"Tamiz"
Album that marks the beginning of guitarist Alejandro Hurtado's career as a composer
What the truly great ones do is start by venerating and learning from their elders, assimilating it, recreating it, and, at the same time, filtering it. From what those geniuses did and also from what's around them, close at hand. To finally, with the product of these two sieves, create their own universe. Then, if the filter is good and thorough, the nugget obtained is gold. The substance has to be good by necessity.
Alejandro Hurtado is that good news that the guitar always needs, especially now. From Alicante, like some of our most remembered predecessors. And his second album, which actually was born simultaneously with the first, is the other filter we were missing to complete our amazement. It's his other truth, but there will be more. Not too long ago, he made clear his exquisite wisdom in recreating the essence of the great masters; now it's time to show the connection between that and his own reality as a performer. Second nugget, ounce, gold ingot. We couldn't recall a more crowded or more forceful debut in the world of guitar playing. A debut that's difficult to match, indeed, as it strikes twice.
"Tamiz" arrives in the river of flamenco guitar during a period of various materials and sediments of varied origin, intention, and result. The current times, in which this album shines, are conducive to swimming downstream and easily finding a place among the herd and going with the flow. There are safe havens and often even profitable ones. But Alejandro Hurtado has chosen the opposite: to sail upstream, against the current, towards the summit of his contemporary guitar playing. And like his concert guitar, alone and without a crew. At this point, he could even record much more; he already has two albums in the hold, and in this one, as in the previous one, his credentials as an enthusiast, connoisseur, and, ultimately, an extremely important virtuoso with aspirations beyond market trends are evident. And that beyond is the paths and currents that the few guitarists who truly want to leave their mark and define an era of guitar playing will inevitably have to navigate. Add to all of this the incredibly difficult ability to reconvert and recreate each touch, the constant renewal of his compositions, and the inexhaustible creative wealth he possesses, no matter what unforeseen storms may come. His filter is always alert.
Alejandro's "Tamiz" combines power, rhythm, weight... everything that the guardians of the purest form demand from outsiders who venture into their flamenco neighborhoods. But it also has articulation, phrasing, clarity, and those latest technical and harmonic innovations that academics obsessed with clinical analyses demand.
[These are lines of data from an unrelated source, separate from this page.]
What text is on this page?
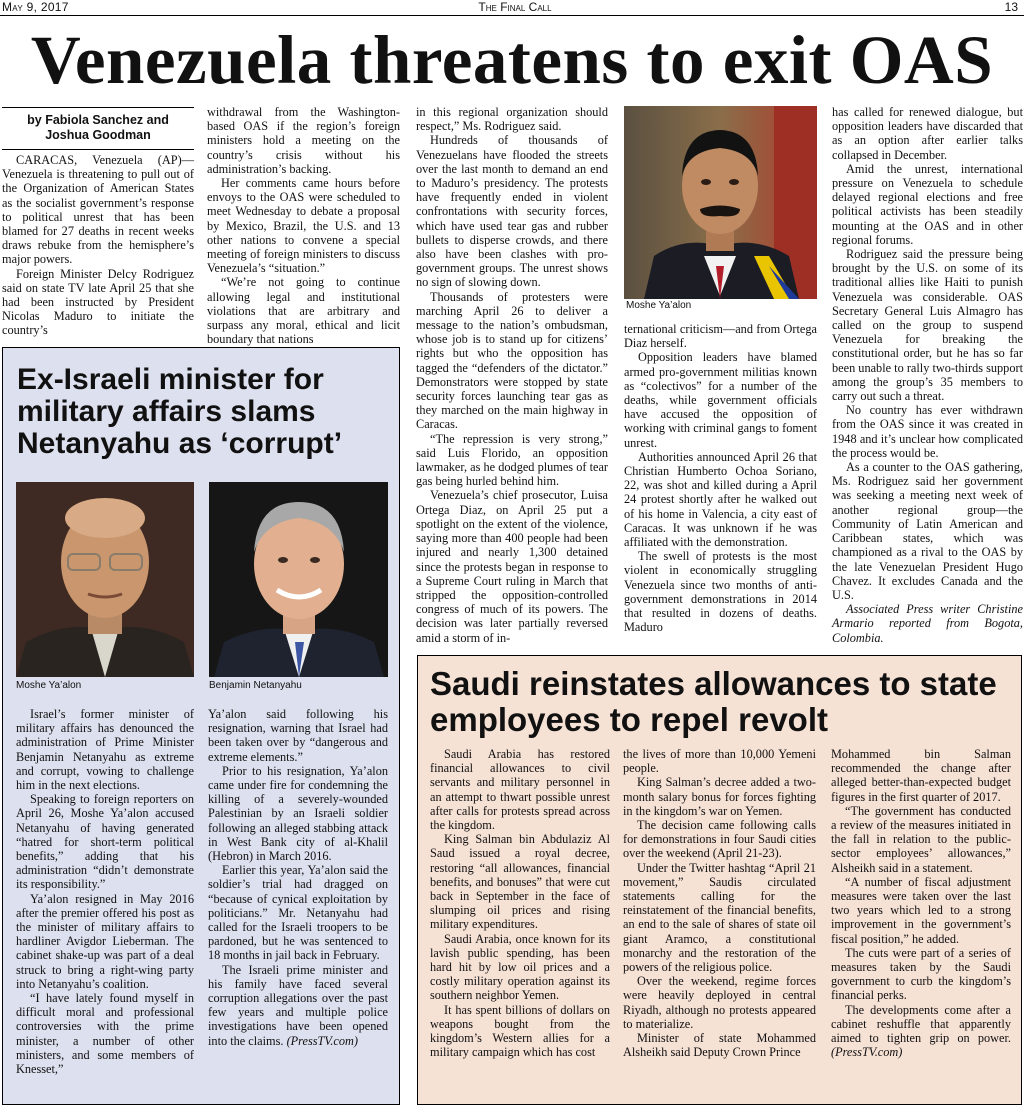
May 9, 2017	The Final Call	13
Venezuela threatens to exit OAS
by Fabiola Sanchez and
Joshua Goodman

CARACAS, Venezuela (AP)— Venezuela is threatening to pull out of the Organization of American States as the socialist government’s response to political unrest that has been blamed for 27 deaths in recent weeks draws rebuke from the hemisphere’s major powers.

Foreign Minister Delcy Rodriguez said on state TV late April 25 that she had been instructed by President Nicolas Maduro to initiate the country’s

withdrawal from the Washington-based OAS if the region’s foreign ministers hold a meeting on the country’s crisis without his administration’s backing.

Her comments came hours before envoys to the OAS were scheduled to meet Wednesday to debate a proposal by Mexico, Brazil, the U.S. and 13 other nations to convene a special meeting of foreign ministers to discuss Venezuela’s “situation.”

“We’re not going to continue allowing legal and institutional violations that are arbitrary and surpass any moral, ethical and licit boundary that nations

in this regional organization should respect,” Ms. Rodriguez said.

Hundreds of thousands of Venezuelans have flooded the streets over the last month to demand an end to Maduro’s presidency. The protests have frequently ended in violent confrontations with security forces, which have used tear gas and rubber bullets to disperse crowds, and there also have been clashes with pro-government groups. The unrest shows no sign of slowing down.

Thousands of protesters were marching April 26 to deliver a message to the nation’s ombudsman, whose job is to stand up for citizens’ rights but who the opposition has tagged the “defenders of the dictator.” Demonstrators were stopped by state security forces launching tear gas as they marched on the main highway in Caracas.

“The repression is very strong,” said Luis Florido, an opposition lawmaker, as he dodged plumes of tear gas being hurled behind him.

Venezuela’s chief prosecutor, Luisa Ortega Diaz, on April 25 put a spotlight on the extent of the violence, saying more than 400 people had been injured and nearly 1,300 detained since the protests began in response to a Supreme Court ruling in March that stripped the opposition-controlled congress of much of its powers. The decision was later partially reversed amid a storm of in-

Moshe Ya’alon

ternational criticism—and from Ortega Diaz herself.

Opposition leaders have blamed armed pro-government militias known as “colectivos” for a number of the deaths, while government officials have accused the opposition of working with criminal gangs to foment unrest.

Authorities announced April 26 that Christian Humberto Ochoa Soriano, 22, was shot and killed during a April 24 protest shortly after he walked out of his home in Valencia, a city east of Caracas. It was unknown if he was affiliated with the demonstration.

The swell of protests is the most violent in economically struggling Venezuela since two months of anti-government demonstrations in 2014 that resulted in dozens of deaths. Maduro

has called for renewed dialogue, but opposition leaders have discarded that as an option after earlier talks collapsed in December.

Amid the unrest, international pressure on Venezuela to schedule delayed regional elections and free political activists has been steadily mounting at the OAS and in other regional forums.

Rodriguez said the pressure being brought by the U.S. on some of its traditional allies like Haiti to punish Venezuela was considerable. OAS Secretary General Luis Almagro has called on the group to suspend Venezuela for breaking the constitutional order, but he has so far been unable to rally two-thirds support among the group’s 35 members to carry out such a threat.

No country has ever withdrawn from the OAS since it was created in 1948 and it’s unclear how complicated the process would be.

As a counter to the OAS gathering, Ms. Rodriguez said her government was seeking a meeting next week of another regional group—the Community of Latin American and Caribbean states, which was championed as a rival to the OAS by the late Venezuelan President Hugo Chavez. It excludes Canada and the U.S.

Associated Press writer Christine Armario reported from Bogota, Colombia.

Ex-Israeli minister for military affairs slams Netanyahu as ‘corrupt’
Moshe Ya’alon	Benjamin Netanyahu

Israel’s former minister of military affairs has denounced the administration of Prime Minister Benjamin Netanyahu as extreme and corrupt, vowing to challenge him in the next elections.

Speaking to foreign reporters on April 26, Moshe Ya’alon accused Netanyahu of having generated “hatred for short-term political benefits,” adding that his administration “didn’t demonstrate its responsibility.”

Ya’alon resigned in May 2016 after the premier offered his post as the minister of military affairs to hardliner Avigdor Lieberman. The cabinet shake-up was part of a deal struck to bring a right-wing party into Netanyahu’s coalition.

“I have lately found myself in difficult moral and professional controversies with the prime minister, a number of other ministers, and some members of Knesset,”

Ya’alon said following his resignation, warning that Israel had been taken over by “dangerous and extreme elements.”

Prior to his resignation, Ya’alon came under fire for condemning the killing of a severely-wounded Palestinian by an Israeli soldier following an alleged stabbing attack in West Bank city of al-Khalil (Hebron) in March 2016.

Earlier this year, Ya’alon said the soldier’s trial had dragged on “because of cynical exploitation by politicians.” Mr. Netanyahu had called for the Israeli troopers to be pardoned, but he was sentenced to 18 months in jail back in February.

The Israeli prime minister and his family have faced several corruption allegations over the past few years and multiple police investigations have been opened into the claims. (PressTV.com)

Saudi reinstates allowances to state employees to repel revolt

Saudi Arabia has restored financial allowances to civil servants and military personnel in an attempt to thwart possible unrest after calls for protests spread across the kingdom.

King Salman bin Abdulaziz Al Saud issued a royal decree, restoring “all allowances, financial benefits, and bonuses” that were cut back in September in the face of slumping oil prices and rising military expenditures.

Saudi Arabia, once known for its lavish public spending, has been hard hit by low oil prices and a costly military operation against its southern neighbor Yemen.

It has spent billions of dollars on weapons bought from the kingdom’s Western allies for a military campaign which has cost

the lives of more than 10,000 Yemeni people.

King Salman’s decree added a two-month salary bonus for forces fighting in the kingdom’s war on Yemen.

The decision came following calls for demonstrations in four Saudi cities over the weekend (April 21-23).

Under the Twitter hashtag “April 21 movement,” Saudis circulated statements calling for the reinstatement of the financial benefits, an end to the sale of shares of state oil giant Aramco, a constitutional monarchy and the restoration of the powers of the religious police.

Over the weekend, regime forces were heavily deployed in central Riyadh, although no protests appeared to materialize.

Minister of state Mohammed Alsheikh said Deputy Crown Prince

Mohammed bin Salman recommended the change after alleged better-than-expected budget figures in the first quarter of 2017.

“The government has conducted a review of the measures initiated in the fall in relation to the public-sector employees’ allowances,” Alsheikh said in a statement.

“A number of fiscal adjustment measures were taken over the last two years which led to a strong improvement in the government’s fiscal position,” he added.

The cuts were part of a series of measures taken by the Saudi government to curb the kingdom’s financial perks.

The developments come after a cabinet reshuffle that apparently aimed to tighten grip on power. (PressTV.com)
However, the strength of Alejandro Hurtado's proposal is that his tremendous guitar serves his own reason for being, his very human essence. In the end, you can see the nobility of a young but already seasoned guitarist who knows his family, his love, the guitar festival that gave him a little push, the one that catapulted him, the Cordoban street where he made the transition to adulthood, the cantaor who asked him for seguiriyera cante, the legendary cabales room of Villa Rosa where flamenco guitar was brewed, or his favorite time of day, to be himself. The Alejandro we know, the one he's always been.